Home > The Curse of the Wendigo (The Monstrumologist #2)(81)

The Curse of the Wendigo (The Monstrumologist #2)(81)
Author: Rick Yancey

Ambient light surrounded us; I could not discern its source. Then I thought, Its eyes. The light is coming from its eyes. I could hear my breath and I could hear its breath, and its breath was as foul as the grave. Its mouth must have been very close to my ear; I could hear every swipe of its tongue across its chapped and bleeding lips. When it spoke, thick spittle dripped from its swollen, blubbery tongue, landed on my exposed neck and soaked into my collar. The tongue fumbled clumsily the simplest words, as if the thinking part of its brain had atrophied from disuse.

“What is our name?”

“You’re . . . you’re Dr. Chanler.”

“What . . . is . . . our . . .name?”

My legs were jerking uncontrollably. In a moment my bladder would let go. My bowels would empty.

“I don’t know . . . I don’t know your name.”

“Gudsnuth neshk. . . . That’s a good boy.”

Something very cold and very sharp pressed into the soft flesh beneath my ear. I felt my skin split open and the heat of my blood as it welled over the lip of the wound.

“It won’t hurt much,” it blubbered. “Not very muh-uch. But the blood; there’ll be a lot of bluh-duh. . . . We have been inter-eshted in the eyes. . . .” It paused, hiccupping for breath. Talking taxed it. A starving animal has no energy to waste.

“You are study-aying to be a shy-ent-tish, Will. Do you want to purr-form a shy-ent-tish-ist experiment-ed? Here ish our idea. We will pull your eye-shh out and turn them round so you can look at yourself. We never see ourselves the way we truly are, do we, Will? The mirror lies to us.”

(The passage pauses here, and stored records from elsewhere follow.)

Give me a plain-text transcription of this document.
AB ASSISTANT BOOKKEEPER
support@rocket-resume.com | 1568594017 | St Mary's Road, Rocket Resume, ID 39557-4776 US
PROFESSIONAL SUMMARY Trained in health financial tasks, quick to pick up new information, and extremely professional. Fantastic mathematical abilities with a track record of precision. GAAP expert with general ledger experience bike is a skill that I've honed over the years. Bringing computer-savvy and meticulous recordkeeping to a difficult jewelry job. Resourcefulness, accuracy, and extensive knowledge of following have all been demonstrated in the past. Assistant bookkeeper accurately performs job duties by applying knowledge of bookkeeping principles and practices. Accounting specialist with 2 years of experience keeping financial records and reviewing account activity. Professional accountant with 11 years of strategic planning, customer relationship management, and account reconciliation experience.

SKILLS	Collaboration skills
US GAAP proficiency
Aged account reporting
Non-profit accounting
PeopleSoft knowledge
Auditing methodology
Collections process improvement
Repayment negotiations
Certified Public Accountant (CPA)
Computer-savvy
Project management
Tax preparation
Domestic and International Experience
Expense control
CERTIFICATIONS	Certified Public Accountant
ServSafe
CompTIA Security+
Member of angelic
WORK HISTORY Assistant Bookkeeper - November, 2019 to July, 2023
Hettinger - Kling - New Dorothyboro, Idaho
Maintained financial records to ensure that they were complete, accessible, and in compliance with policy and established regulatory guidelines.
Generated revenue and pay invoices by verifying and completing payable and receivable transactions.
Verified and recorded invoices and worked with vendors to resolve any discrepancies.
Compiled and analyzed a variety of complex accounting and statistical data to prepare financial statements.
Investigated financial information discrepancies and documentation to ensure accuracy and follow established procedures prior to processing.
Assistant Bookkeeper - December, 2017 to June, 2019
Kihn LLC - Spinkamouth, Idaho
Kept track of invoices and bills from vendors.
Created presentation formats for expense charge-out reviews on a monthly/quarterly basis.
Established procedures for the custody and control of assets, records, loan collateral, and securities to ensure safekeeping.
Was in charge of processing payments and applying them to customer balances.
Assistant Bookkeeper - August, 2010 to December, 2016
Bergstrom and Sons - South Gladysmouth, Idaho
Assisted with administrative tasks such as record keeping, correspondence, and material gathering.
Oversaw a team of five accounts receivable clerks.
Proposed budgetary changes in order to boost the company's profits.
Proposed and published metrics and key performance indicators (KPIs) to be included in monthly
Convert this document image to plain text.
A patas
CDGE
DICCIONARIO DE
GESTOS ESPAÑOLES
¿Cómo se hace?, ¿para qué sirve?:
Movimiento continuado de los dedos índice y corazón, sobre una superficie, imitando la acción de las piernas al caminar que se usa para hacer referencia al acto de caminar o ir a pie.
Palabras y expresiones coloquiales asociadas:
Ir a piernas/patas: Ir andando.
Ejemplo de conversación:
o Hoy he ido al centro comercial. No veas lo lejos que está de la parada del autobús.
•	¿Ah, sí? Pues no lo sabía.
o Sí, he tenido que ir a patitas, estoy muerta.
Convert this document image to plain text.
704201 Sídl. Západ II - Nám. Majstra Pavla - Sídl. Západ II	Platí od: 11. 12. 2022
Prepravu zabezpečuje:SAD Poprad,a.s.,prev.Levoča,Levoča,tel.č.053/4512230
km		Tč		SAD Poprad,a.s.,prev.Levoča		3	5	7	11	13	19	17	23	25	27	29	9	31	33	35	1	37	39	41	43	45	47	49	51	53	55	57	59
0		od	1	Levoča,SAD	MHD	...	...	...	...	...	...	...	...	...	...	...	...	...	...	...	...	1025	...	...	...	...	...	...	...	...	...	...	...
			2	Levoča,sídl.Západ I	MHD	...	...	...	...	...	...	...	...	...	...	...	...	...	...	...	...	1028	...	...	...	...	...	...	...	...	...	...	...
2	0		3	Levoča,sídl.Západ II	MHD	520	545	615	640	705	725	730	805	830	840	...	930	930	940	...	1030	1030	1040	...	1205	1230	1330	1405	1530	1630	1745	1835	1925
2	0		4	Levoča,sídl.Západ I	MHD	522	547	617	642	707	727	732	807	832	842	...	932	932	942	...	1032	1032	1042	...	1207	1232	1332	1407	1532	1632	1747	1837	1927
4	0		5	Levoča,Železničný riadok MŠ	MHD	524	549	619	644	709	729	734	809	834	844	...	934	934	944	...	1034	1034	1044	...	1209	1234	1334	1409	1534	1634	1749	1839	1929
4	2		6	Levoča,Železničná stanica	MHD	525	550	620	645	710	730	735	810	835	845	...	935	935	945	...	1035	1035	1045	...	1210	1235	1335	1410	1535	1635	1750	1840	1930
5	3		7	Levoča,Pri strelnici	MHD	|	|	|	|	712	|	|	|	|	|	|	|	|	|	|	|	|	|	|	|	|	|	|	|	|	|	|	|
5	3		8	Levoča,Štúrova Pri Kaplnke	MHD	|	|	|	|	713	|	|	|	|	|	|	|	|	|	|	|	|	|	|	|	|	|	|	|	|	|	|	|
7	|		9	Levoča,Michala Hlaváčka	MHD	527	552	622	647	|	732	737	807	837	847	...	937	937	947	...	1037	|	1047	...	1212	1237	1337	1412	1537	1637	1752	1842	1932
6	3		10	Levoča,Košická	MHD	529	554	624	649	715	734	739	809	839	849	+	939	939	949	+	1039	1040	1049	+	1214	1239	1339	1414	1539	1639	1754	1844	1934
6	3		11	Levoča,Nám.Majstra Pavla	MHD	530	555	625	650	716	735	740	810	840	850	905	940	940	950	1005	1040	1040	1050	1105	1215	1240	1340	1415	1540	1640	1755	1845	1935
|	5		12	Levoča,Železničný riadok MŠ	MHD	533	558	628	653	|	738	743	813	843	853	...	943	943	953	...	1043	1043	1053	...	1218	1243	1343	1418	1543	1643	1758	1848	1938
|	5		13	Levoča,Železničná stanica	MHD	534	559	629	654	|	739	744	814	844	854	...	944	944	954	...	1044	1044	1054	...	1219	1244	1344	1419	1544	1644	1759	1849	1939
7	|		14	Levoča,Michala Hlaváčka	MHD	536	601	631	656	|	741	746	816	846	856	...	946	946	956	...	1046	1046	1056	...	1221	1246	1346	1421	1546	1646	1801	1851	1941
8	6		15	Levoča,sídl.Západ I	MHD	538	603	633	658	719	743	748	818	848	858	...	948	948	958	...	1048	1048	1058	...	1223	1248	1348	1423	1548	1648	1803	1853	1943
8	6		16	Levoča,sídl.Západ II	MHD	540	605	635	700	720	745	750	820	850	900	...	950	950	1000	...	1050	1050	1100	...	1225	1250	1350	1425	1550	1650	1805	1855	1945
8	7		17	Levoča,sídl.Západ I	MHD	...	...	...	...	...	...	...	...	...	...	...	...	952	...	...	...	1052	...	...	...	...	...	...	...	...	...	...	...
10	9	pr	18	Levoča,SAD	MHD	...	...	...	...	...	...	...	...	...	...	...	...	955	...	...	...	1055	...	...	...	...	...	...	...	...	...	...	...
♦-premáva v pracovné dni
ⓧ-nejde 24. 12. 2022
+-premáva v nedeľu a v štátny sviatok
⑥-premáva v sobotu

Its arm was like an iron bar across my chest. My eyes had adjusted to the light, and now I could see its spindly na**d legs splayed on either side of mine. The skin was jet black, as black as charcoal, the skin peeling off in thin curling sheets.

“Hold out your hah-and.”

“Please.” I started to sob. “Please.”

I held out my hand. Its gift to me was small—it fit perfectly in my palm—around the size of a plum, the surface rubbery and slightly sticky.

“Thish one’s yours . . .”

My body convulsed with revulsion—it was the heart of the baby I’d left in the tenement hall. I flung it away with a strangled cry.

“Repul . . . repuh-puh . . . repushiv child. Wayshful.”

It pressed its drooling mouth against my ear. “What have we given?” Its arm tightened around my chest, constricting my lungs; I could not breathe. “What have we given?”

I couldn’t speak. I had no air with which to speak. I could no nothing but rock my head an inch from side to side.

“What . . . what ish . . .” It seemed to be having as much trouble breathing as I. “What ish the greatesh love? What dush it look like?”

The arm relaxed a bit. I gulped air choked in the swill of the beast’s decay. My head lolled forward. The beast yanked it back by a fistful of my hair; its sharp, jagged nails cut into my scalp.

“Do you want to shee its faysh, Will? Then, look at ush. Look at ush.”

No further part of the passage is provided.